Impact of T&A on OSA

Finally, we found that 77% of all children studied and 90% of those with obesity still had OSA following T&A. Our findings add to a growing body of literature reporting that, following T&A, many children still have residual OSA.^{30, 50} Although T&A remains the gold standard first line of treatment for pediatric OSA and indeed ameliorates OSA severity, it has now been repeatedly demonstrated that T&A is not curative for a substantial majority; postoperative PSG is therefore necessary to assess who still has OSA.^{30, 50}

Strengths and Limitations

Our study had a number of strengths. First, we examined potential causality by assessing metabolic changes after intervention aiming to improve or cure OSA and thus to assess the contribution of OSA to IR, hyperglycemia, and dyslipidemia independently of obesity. OSA diagnosis was based on the gold standard in-laboratory overnight PSG. We also studied several NOB children who are at lower a priori risk of IR and MetSyn and were able to evaluate the contribution of OSA to IR without the confounder of obesity. Our study also had several limitations. First, of the 114 children who initially consented to participate, only 69 returned for follow-up evaluation (approximately 60%); however, those who did not return for follow-up visits did not differ demographically, anthropometrically, metabolically, or in OSA severity from those who did return, so attrition is unlikely to have significantly biased our results. Also, the wide age distribution of our cohort could have affected interpretation of IR, hyperglycemia, and dyslipidemia, given the mixture of prepubertal and pubertal children. We also did not examine the participants’ diet and physical activity pre- and post-T&A, and thus cannot exclude the possibility that some participants significantly changed their food intake patterns and overall activity lifestyle following T&A. Lymphadenoidal hypertrophy also has been found to decline in adolescence,⁵¹ although adolescents with OSA vs without OSA are more likely to have adenotonsillar hypertrophy⁵²; this variability may have affected how the underlying primary contributors to upper airway dysfunction impinge upon metabolic function. Furthermore, glycosylated hemoglobin was not examined, so the impact of OSA treatment on longstanding glycemia could not be assessed. Children who were found to have clinically significant OSA on follow-up PSG were offered CPAP as per clinical routine by their sleep medicine physicians; however, this was not part of our study and thus we do not have data regarding the impact of CPAP on metabolic outcomes in children with residual OSA. The metabolic impact of CPAP in children should be examined in future studies. Finally, only 22 subjects were obese, limiting our power to assess for separate relationships between OSA and metabolic sequelae in this population.

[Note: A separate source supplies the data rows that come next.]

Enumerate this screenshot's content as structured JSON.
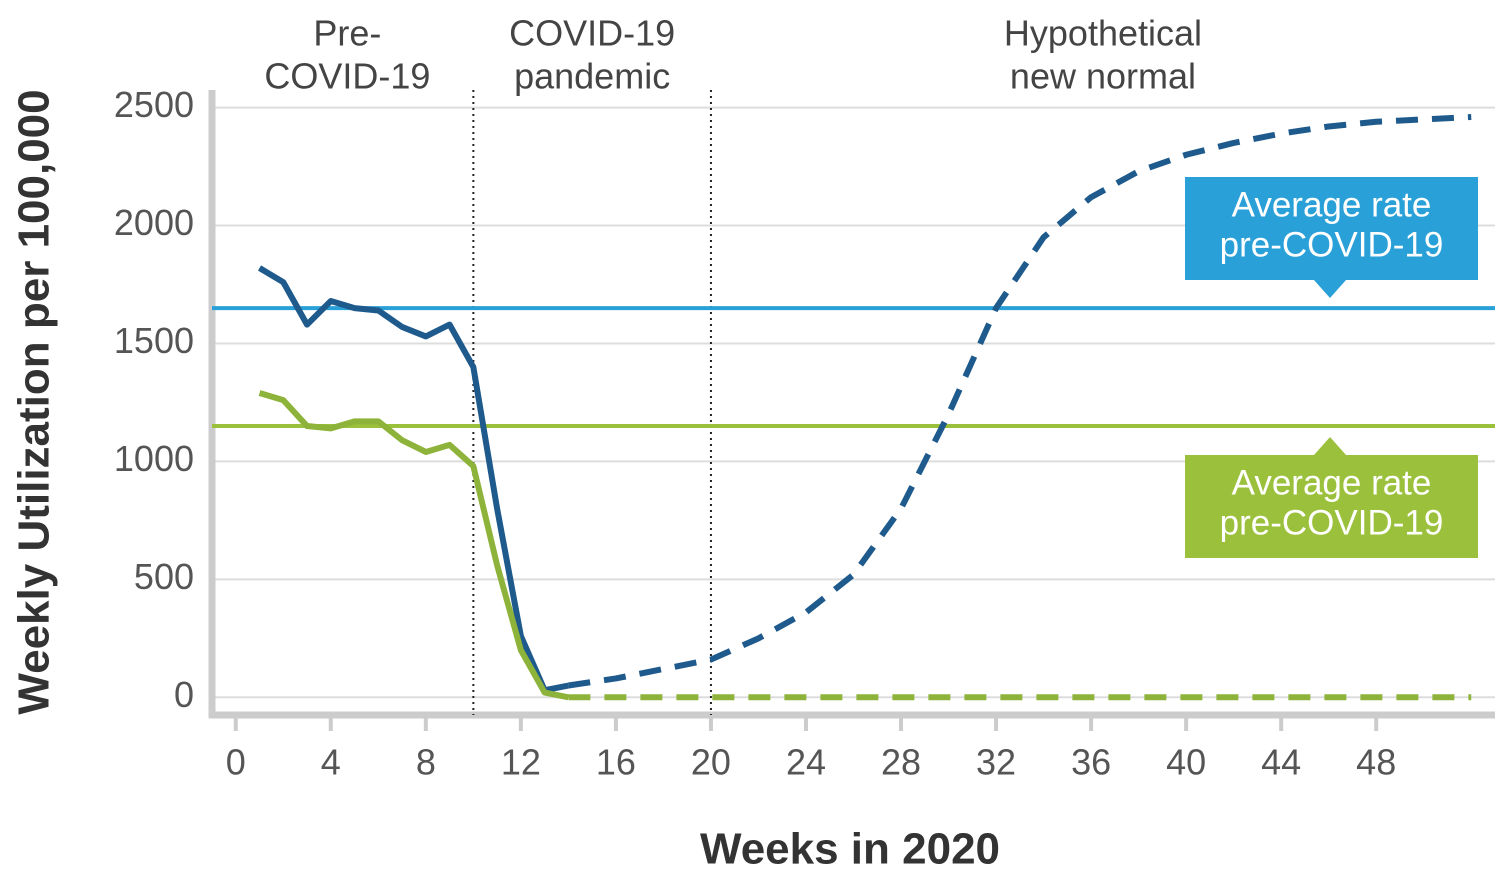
{
  "chart_data": {
    "type": "line",
    "xlabel": "Weeks in 2020",
    "ylabel": "Weekly Utilization per 100,000",
    "xlim": [
      -1,
      53
    ],
    "ylim": [
      -75,
      2600
    ],
    "xticks": [
      0,
      4,
      8,
      12,
      16,
      20,
      24,
      28,
      32,
      36,
      40,
      44,
      48
    ],
    "yticks": [
      0,
      500,
      1000,
      1500,
      2000,
      2500
    ],
    "grid": true,
    "series": [
      {
        "color": "#1f5a8c",
        "dashed": false,
        "x": [
          1,
          2,
          3,
          4,
          5,
          6,
          7,
          8,
          9,
          10,
          11,
          12,
          13,
          14
        ],
        "values": [
          1820,
          1760,
          1580,
          1680,
          1650,
          1640,
          1570,
          1530,
          1580,
          1400,
          800,
          260,
          30,
          50
        ]
      },
      {
        "color": "#1f5a8c",
        "dashed": true,
        "x": [
          14,
          16,
          18,
          20,
          22,
          24,
          26,
          28,
          30,
          32,
          34,
          36,
          38,
          40,
          42,
          44,
          46,
          48,
          50,
          52
        ],
        "values": [
          50,
          80,
          120,
          160,
          250,
          360,
          520,
          800,
          1200,
          1650,
          1950,
          2120,
          2230,
          2300,
          2350,
          2390,
          2420,
          2440,
          2450,
          2460
        ]
      },
      {
        "color": "#8db33a",
        "dashed": false,
        "x": [
          1,
          2,
          3,
          4,
          5,
          6,
          7,
          8,
          9,
          10,
          11,
          12,
          13,
          14
        ],
        "values": [
          1290,
          1260,
          1150,
          1140,
          1170,
          1170,
          1090,
          1040,
          1070,
          980,
          560,
          200,
          20,
          0
        ]
      },
      {
        "color": "#8db33a",
        "dashed": true,
        "x": [
          14,
          52
        ],
        "values": [
          0,
          0
        ]
      }
    ],
    "reference_lines": [
      {
        "value": 1650,
        "color": "#2aa0d8",
        "label": [
          "Average rate",
          "pre-COVID-19"
        ]
      },
      {
        "value": 1150,
        "color": "#9bc13c",
        "label": [
          "Average rate",
          "pre-COVID-19"
        ]
      }
    ],
    "vlines": [
      10,
      20
    ],
    "phases": [
      {
        "x": 4.7,
        "label": [
          "Pre-",
          "COVID-19"
        ]
      },
      {
        "x": 15,
        "label": [
          "COVID-19",
          "pandemic"
        ]
      },
      {
        "x": 36.5,
        "label": [
          "Hypothetical",
          "new normal"
        ]
      }
    ]
  }
}
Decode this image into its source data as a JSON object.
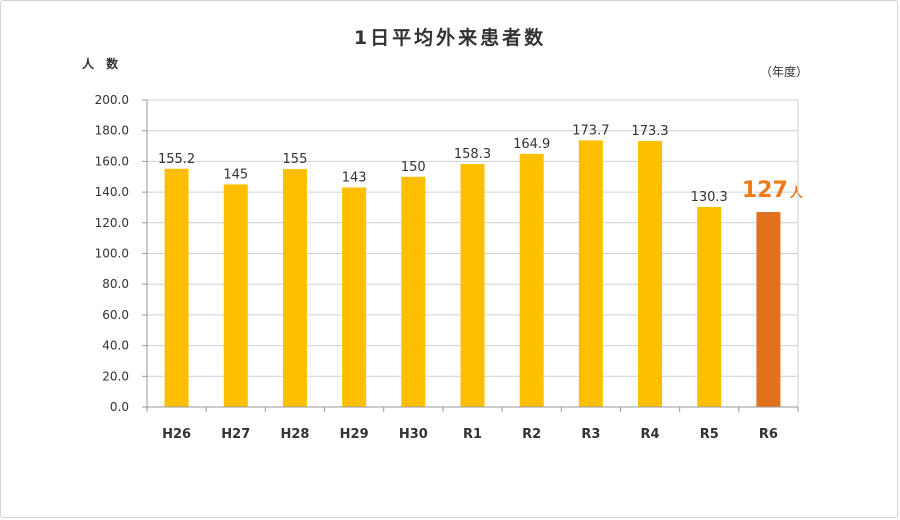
{
  "chart_data": {
    "type": "bar",
    "title": "1日平均外来患者数",
    "ylabel": "人 数",
    "unit_note": "（年度）",
    "categories": [
      "H26",
      "H27",
      "H28",
      "H29",
      "H30",
      "R1",
      "R2",
      "R3",
      "R4",
      "R5",
      "R6"
    ],
    "values": [
      155.2,
      145,
      155,
      143,
      150,
      158.3,
      164.9,
      173.7,
      173.3,
      130.3,
      127
    ],
    "data_labels": [
      "155.2",
      "145",
      "155",
      "143",
      "150",
      "158.3",
      "164.9",
      "173.7",
      "173.3",
      "130.3",
      "127"
    ],
    "highlight": {
      "index": 10,
      "label": "127",
      "unit": "人"
    },
    "ylim": [
      0,
      200
    ],
    "yticks": [
      "0.0",
      "20.0",
      "40.0",
      "60.0",
      "80.0",
      "100.0",
      "120.0",
      "140.0",
      "160.0",
      "180.0",
      "200.0"
    ],
    "grid": true,
    "colors": {
      "bar": "#fdbf00",
      "highlight_bar": "#e2711d",
      "highlight_text": "#ee7a1a",
      "grid": "#d0d0d0",
      "axis": "#999999"
    }
  }
}
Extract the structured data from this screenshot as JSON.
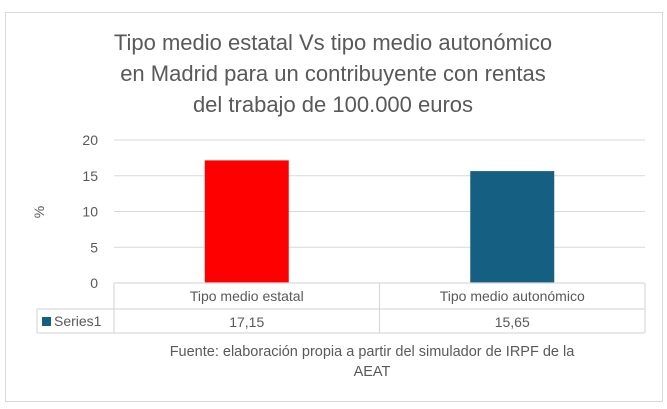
{
  "chart_data": {
    "type": "bar",
    "title_lines": [
      "Tipo medio estatal Vs tipo medio autonómico",
      "en Madrid para un contribuyente con rentas",
      "del trabajo de 100.000 euros"
    ],
    "categories": [
      "Tipo medio estatal",
      "Tipo medio autonómico"
    ],
    "series": [
      {
        "name": "Series1",
        "values": [
          17.15,
          15.65
        ],
        "value_labels": [
          "17,15",
          "15,65"
        ]
      }
    ],
    "bar_colors": [
      "#ff0000",
      "#156082"
    ],
    "legend_color": "#156082",
    "xlabel": "",
    "ylabel": "%",
    "ylim": [
      0,
      20
    ],
    "yticks": [
      0,
      5,
      10,
      15,
      20
    ],
    "grid": true,
    "data_table": true,
    "source_lines": [
      "Fuente: elaboración propia a partir del simulador de IRPF de la",
      "AEAT"
    ]
  }
}
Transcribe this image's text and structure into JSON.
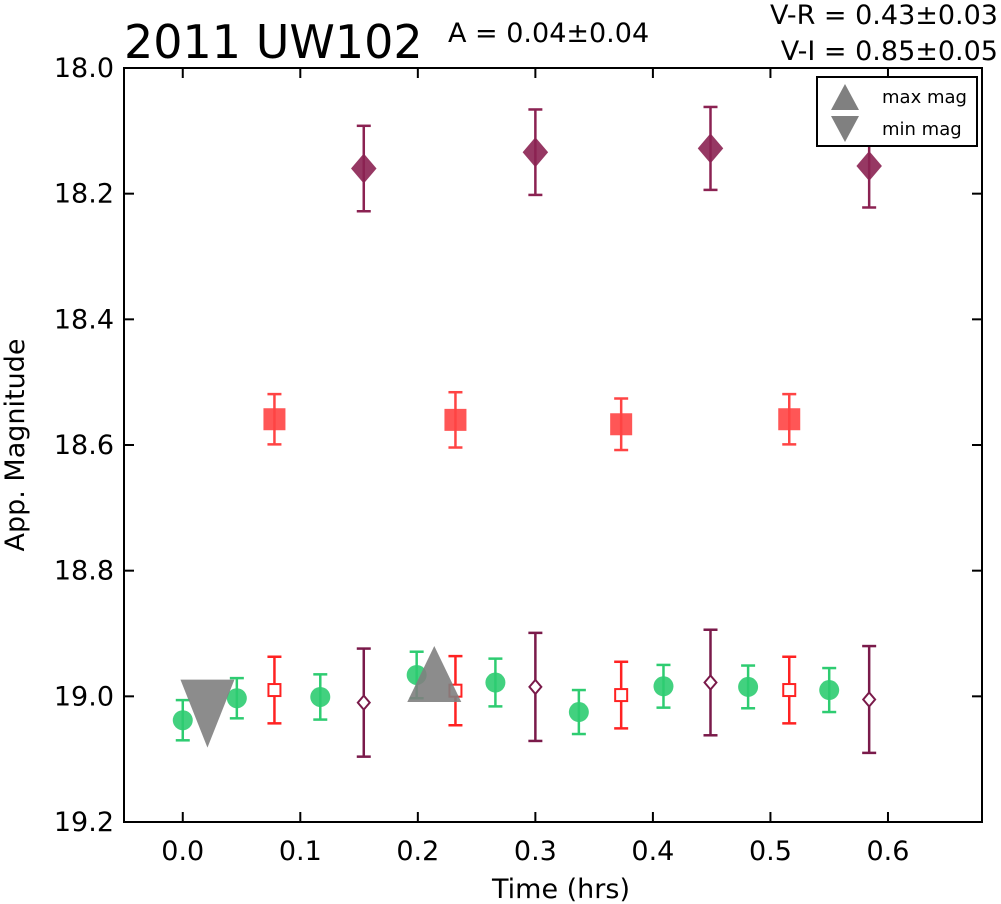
{
  "chart_data": {
    "type": "scatter",
    "title": "2011 UW102",
    "annotations": {
      "amplitude": "A  = 0.04±0.04",
      "vr": "V-R = 0.43±0.03",
      "vi": "V-I  = 0.85±0.05"
    },
    "xlabel": "Time (hrs)",
    "ylabel": "App. Magnitude",
    "xlim": [
      -0.05,
      0.68
    ],
    "ylim": [
      19.2,
      18.0
    ],
    "y_inverted": true,
    "xticks": [
      "0.0",
      "0.1",
      "0.2",
      "0.3",
      "0.4",
      "0.5",
      "0.6"
    ],
    "yticks": [
      "18.0",
      "18.2",
      "18.4",
      "18.6",
      "18.8",
      "19.0",
      "19.2"
    ],
    "grid": false,
    "legend": {
      "position": "top-right",
      "entries": [
        {
          "label": "max mag",
          "marker": "triangle-up"
        },
        {
          "label": "min mag",
          "marker": "triangle-down"
        }
      ]
    },
    "series": [
      {
        "marker": "circle",
        "filled": true,
        "color": "#2ecc71",
        "points": [
          {
            "x": 0.0,
            "y": 19.038,
            "err": 0.032
          },
          {
            "x": 0.046,
            "y": 19.003,
            "err": 0.032
          },
          {
            "x": 0.117,
            "y": 19.001,
            "err": 0.036
          },
          {
            "x": 0.199,
            "y": 18.966,
            "err": 0.037
          },
          {
            "x": 0.266,
            "y": 18.978,
            "err": 0.038
          },
          {
            "x": 0.337,
            "y": 19.025,
            "err": 0.035
          },
          {
            "x": 0.409,
            "y": 18.984,
            "err": 0.034
          },
          {
            "x": 0.481,
            "y": 18.985,
            "err": 0.034
          },
          {
            "x": 0.55,
            "y": 18.99,
            "err": 0.035
          }
        ]
      },
      {
        "marker": "square",
        "filled": true,
        "color": "#ff4444",
        "points": [
          {
            "x": 0.078,
            "y": 18.559,
            "err": 0.04
          },
          {
            "x": 0.232,
            "y": 18.56,
            "err": 0.044
          },
          {
            "x": 0.373,
            "y": 18.567,
            "err": 0.041
          },
          {
            "x": 0.516,
            "y": 18.559,
            "err": 0.04
          }
        ]
      },
      {
        "marker": "diamond",
        "filled": true,
        "color": "#8b2252",
        "points": [
          {
            "x": 0.154,
            "y": 18.16,
            "err": 0.068
          },
          {
            "x": 0.3,
            "y": 18.134,
            "err": 0.068
          },
          {
            "x": 0.449,
            "y": 18.128,
            "err": 0.066
          },
          {
            "x": 0.584,
            "y": 18.156,
            "err": 0.066
          }
        ]
      },
      {
        "marker": "square",
        "filled": false,
        "color": "#ff2222",
        "points": [
          {
            "x": 0.078,
            "y": 18.99,
            "err": 0.053
          },
          {
            "x": 0.232,
            "y": 18.991,
            "err": 0.055
          },
          {
            "x": 0.373,
            "y": 18.998,
            "err": 0.053
          },
          {
            "x": 0.516,
            "y": 18.99,
            "err": 0.053
          }
        ]
      },
      {
        "marker": "diamond",
        "filled": false,
        "color": "#7a1a4a",
        "points": [
          {
            "x": 0.154,
            "y": 19.01,
            "err": 0.086
          },
          {
            "x": 0.3,
            "y": 18.985,
            "err": 0.086
          },
          {
            "x": 0.449,
            "y": 18.978,
            "err": 0.084
          },
          {
            "x": 0.584,
            "y": 19.005,
            "err": 0.085
          }
        ]
      },
      {
        "marker": "triangle-up",
        "filled": true,
        "color": "#808080",
        "points": [
          {
            "x": 0.214,
            "y": 18.99
          }
        ]
      },
      {
        "marker": "triangle-down",
        "filled": true,
        "color": "#808080",
        "points": [
          {
            "x": 0.021,
            "y": 19.018
          }
        ]
      }
    ]
  }
}
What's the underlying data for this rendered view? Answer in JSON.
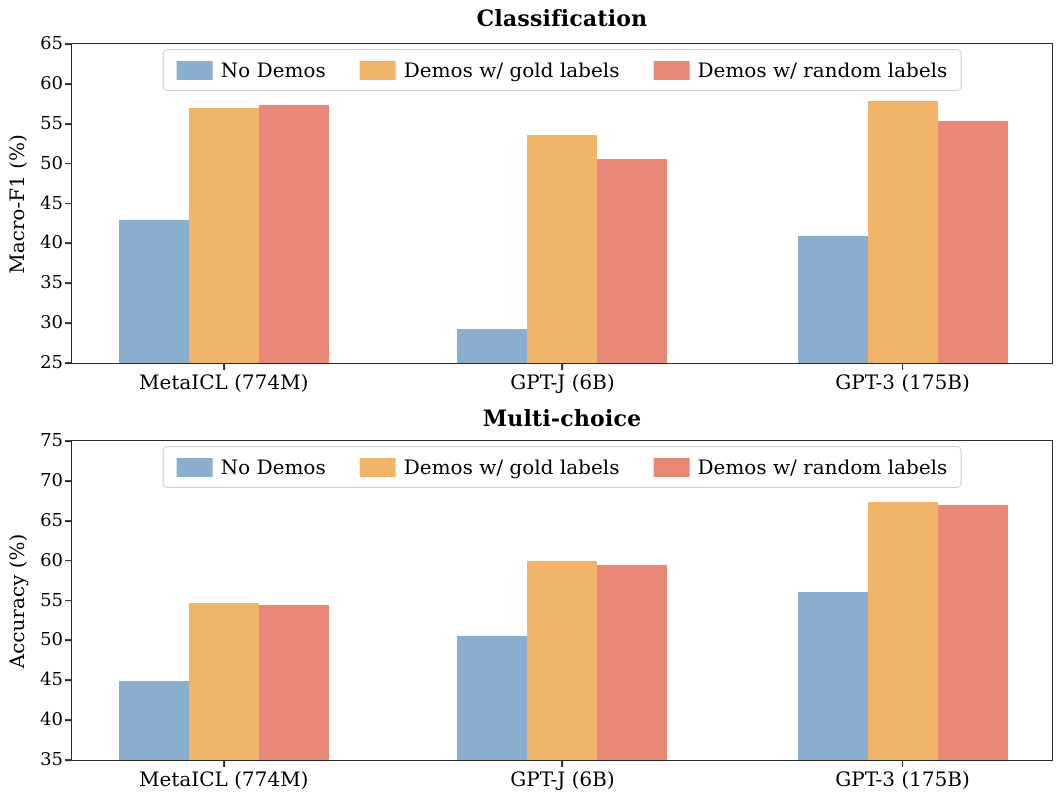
{
  "page": {
    "background": "#ffffff",
    "spine_color": "#2b2b2b",
    "legend_border_color": "#cccccc"
  },
  "legend": {
    "labels": [
      "No Demos",
      "Demos w/ gold labels",
      "Demos w/ random labels"
    ]
  },
  "colors": {
    "no_demos": "#89AECE",
    "gold_labels": "#F1B569",
    "random_labels": "#E98876"
  },
  "chart_data": [
    {
      "type": "bar",
      "title": "Classification",
      "ylabel": "Macro-F1 (%)",
      "xlabel": "",
      "ylim": [
        25,
        65
      ],
      "yticks": [
        65,
        60,
        55,
        50,
        45,
        40,
        35,
        30,
        25
      ],
      "grid": false,
      "legend_position": "upper center",
      "categories": [
        "MetaICL (774M)",
        "GPT-J (6B)",
        "GPT-3 (175B)"
      ],
      "series": [
        {
          "name": "No Demos",
          "color": "#89AECE",
          "values": [
            42.9,
            29.3,
            40.9
          ]
        },
        {
          "name": "Demos w/ gold labels",
          "color": "#F1B569",
          "values": [
            57.0,
            53.6,
            57.8
          ]
        },
        {
          "name": "Demos w/ random labels",
          "color": "#E98876",
          "values": [
            57.4,
            50.6,
            55.3
          ]
        }
      ]
    },
    {
      "type": "bar",
      "title": "Multi-choice",
      "ylabel": "Accuracy (%)",
      "xlabel": "",
      "ylim": [
        35,
        75
      ],
      "yticks": [
        75,
        70,
        65,
        60,
        55,
        50,
        45,
        40,
        35
      ],
      "grid": false,
      "legend_position": "upper center",
      "categories": [
        "MetaICL (774M)",
        "GPT-J (6B)",
        "GPT-3 (175B)"
      ],
      "series": [
        {
          "name": "No Demos",
          "color": "#89AECE",
          "values": [
            44.9,
            50.5,
            56.1
          ]
        },
        {
          "name": "Demos w/ gold labels",
          "color": "#F1B569",
          "values": [
            54.7,
            59.9,
            67.4
          ]
        },
        {
          "name": "Demos w/ random labels",
          "color": "#E98876",
          "values": [
            54.5,
            59.4,
            67.0
          ]
        }
      ]
    }
  ]
}
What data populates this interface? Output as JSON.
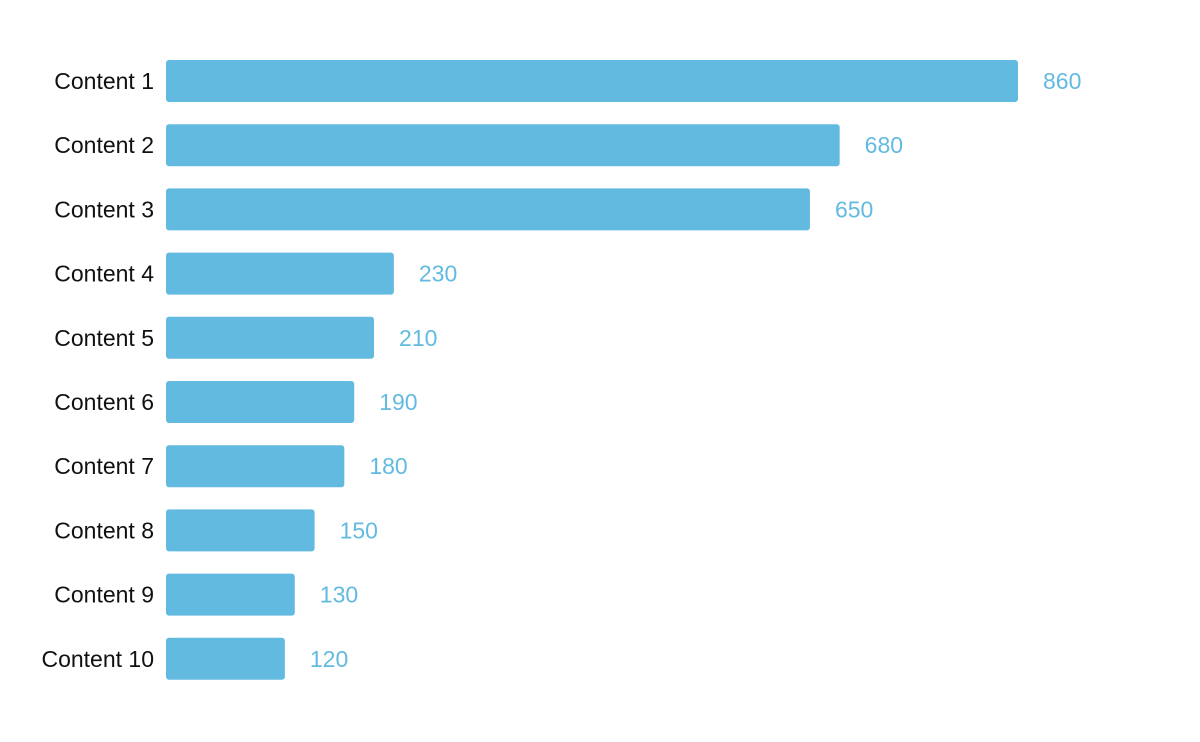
{
  "chart_data": {
    "type": "bar",
    "orientation": "horizontal",
    "categories": [
      "Content 1",
      "Content 2",
      "Content 3",
      "Content 4",
      "Content 5",
      "Content 6",
      "Content 7",
      "Content 8",
      "Content 9",
      "Content 10"
    ],
    "values": [
      860,
      680,
      650,
      230,
      210,
      190,
      180,
      150,
      130,
      120
    ],
    "title": "",
    "xlabel": "",
    "ylabel": "",
    "grid": false,
    "legend": "none",
    "bar_color": "#63BAE1",
    "value_label_color": "#63BAE1",
    "category_label_color": "#111111"
  }
}
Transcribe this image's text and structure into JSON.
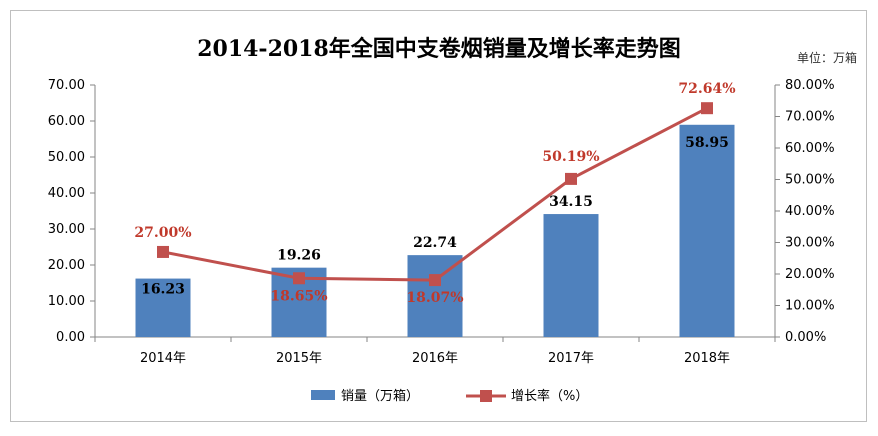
{
  "chart_data": {
    "type": "bar",
    "title": "2014-2018年全国中支卷烟销量及增长率走势图",
    "unit_note": "单位：万箱",
    "categories": [
      "2014年",
      "2015年",
      "2016年",
      "2017年",
      "2018年"
    ],
    "y_left_ticks": [
      "0.00",
      "10.00",
      "20.00",
      "30.00",
      "40.00",
      "50.00",
      "60.00",
      "70.00"
    ],
    "y_right_ticks": [
      "0.00%",
      "10.00%",
      "20.00%",
      "30.00%",
      "40.00%",
      "50.00%",
      "60.00%",
      "70.00%",
      "80.00%"
    ],
    "ylim_left": [
      0,
      70
    ],
    "ylim_right": [
      0,
      80
    ],
    "legend_position": "bottom",
    "grid": false,
    "series": [
      {
        "name": "销量（万箱）",
        "type": "bar",
        "axis": "left",
        "color": "#4f81bd",
        "values": [
          16.23,
          19.26,
          22.74,
          34.15,
          58.95
        ],
        "labels": [
          "16.23",
          "19.26",
          "22.74",
          "34.15",
          "58.95"
        ]
      },
      {
        "name": "增长率（%）",
        "type": "line",
        "axis": "right",
        "color": "#c0504d",
        "values": [
          27.0,
          18.65,
          18.07,
          50.19,
          72.64
        ],
        "labels": [
          "27.00%",
          "18.65%",
          "18.07%",
          "50.19%",
          "72.64%"
        ]
      }
    ]
  }
}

In conclusion, we found that T&A significantly improved IR and HDL, and that baseline FPI predicted residual OSA independently from BMI z score, suggesting that IR may contribute to worsening of untreated OSA. Future studies are clearly needed to better delineate putative associations between OSA and IR, especially in the context of puberty onset and progression and its related changes. Finally, we found that OSA persisted following T&A in the majority of children, especially those with obesity; the high prevalence of remaining OSA post-T&A not only demonstrates that T&A is not fully efficacious at resolving OSA, but suggests that objective follow-up assessment of sleep-breathing patterns is indicated after adenotonsillectomy.